O relatório também explora como a inteligência artificial está revolucionando as operações das instituições financeiras. Embora a maior parte das implementações ainda se concentre em funções internas, o uso da tecnologia em atividades voltadas ao cliente, como atendimento e suporte a decisões de investimento, está em ascensão.

Embora a IA possa aumentar o acesso a serviços financeiros e melhorar a eficiência operacional, existem preocupações sobre a proteção do consumidor e a transparência das recomendações automatizadas. O relatório também destaca a dependência crescente de um número limitado de fornecedores de infraestrutura e serviços de computação em nuvem, o que pode elevar o risco sistêmico em caso de falhas operacionais.

Uma pesquisa recente revelou que 81% das instituições financeiras no mundo já utilizam inteligência artificial de alguma forma, com cerca de 40% em estágios mais avançados de adoção.

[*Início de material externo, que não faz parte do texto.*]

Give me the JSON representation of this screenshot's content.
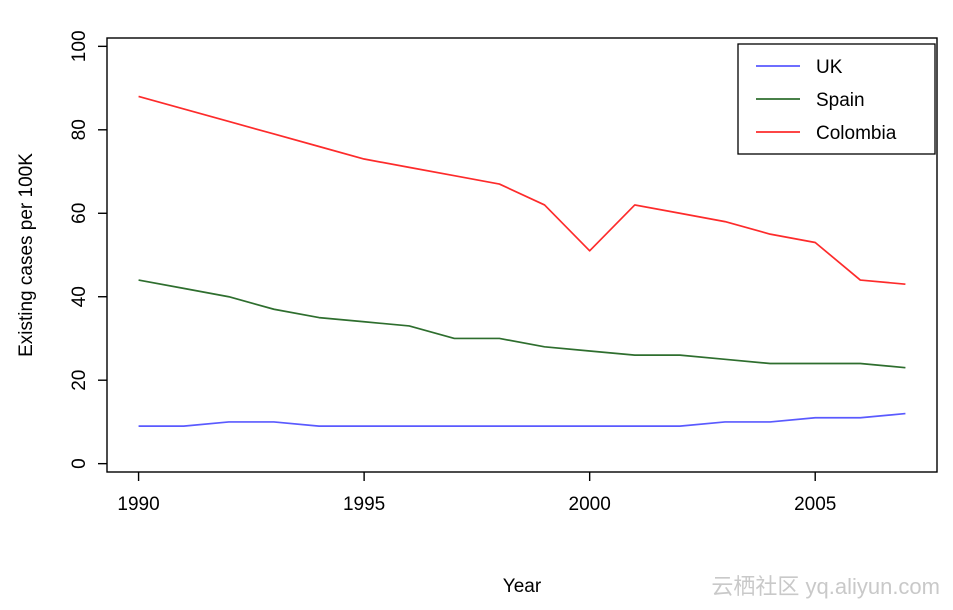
{
  "chart_data": {
    "type": "line",
    "title": "",
    "xlabel": "Year",
    "ylabel": "Existing cases per 100K",
    "x": [
      1990,
      1991,
      1992,
      1993,
      1994,
      1995,
      1996,
      1997,
      1998,
      1999,
      2000,
      2001,
      2002,
      2003,
      2004,
      2005,
      2006,
      2007
    ],
    "series": [
      {
        "name": "UK",
        "color": "#5a5aff",
        "values": [
          9,
          9,
          10,
          10,
          9,
          9,
          9,
          9,
          9,
          9,
          9,
          9,
          9,
          10,
          10,
          11,
          11,
          12
        ]
      },
      {
        "name": "Spain",
        "color": "#2e6e2e",
        "values": [
          44,
          42,
          40,
          37,
          35,
          34,
          33,
          30,
          30,
          28,
          27,
          26,
          26,
          25,
          24,
          24,
          24,
          23
        ]
      },
      {
        "name": "Colombia",
        "color": "#fd2b2b",
        "values": [
          88,
          85,
          82,
          79,
          76,
          73,
          71,
          69,
          67,
          62,
          51,
          62,
          60,
          58,
          55,
          53,
          44,
          43
        ]
      }
    ],
    "xticks": [
      1990,
      1995,
      2000,
      2005
    ],
    "yticks": [
      0,
      20,
      40,
      60,
      80,
      100
    ],
    "xlim": [
      1989.3,
      2007.7
    ],
    "ylim": [
      -2,
      102
    ],
    "grid": false,
    "legend_position": "top-right",
    "legend_entries": [
      "UK",
      "Spain",
      "Colombia"
    ]
  },
  "watermark": {
    "text": "云栖社区 yq.aliyun.com"
  }
}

O presidente da FCA afirmou que a entidade pretende manter uma abordagem baseada em princípios, focada em resultados, e que se adapte rapidamente às inovações na área de inteligência artificial.

Essa discussão ocorre em um contexto global de revisão das políticas públicas sobre IA. Reguladores em vários países estão avaliando se os modelos de IA de uso geral precisam de regras específicas ou se as regulamentações existentes são suficientes para lidar com questões de proteção ao consumidor e segurança cibernética.

Nos últimos meses, as autoridades britânicas têm debatido os impactos dos modelos de IA avançados na resiliência do sistema financeiro e a necessidade de supervisão adicional. O novo relatório da FCA amplia essa discussão ao sugerir uma reavaliação das normas regulatórias para tecnologias que, embora não sejam originárias do setor financeiro, têm um impacto crescente nas decisões econômicas.

Se a recomendação for implementada, o Reino Unido poderá redefinir sua supervisão sobre modelos de IA de propósito geral, alinhando sua regulação às novas aplicações que surgem no mercado financeiro, enquanto mantém a flexibilidade das normas existentes.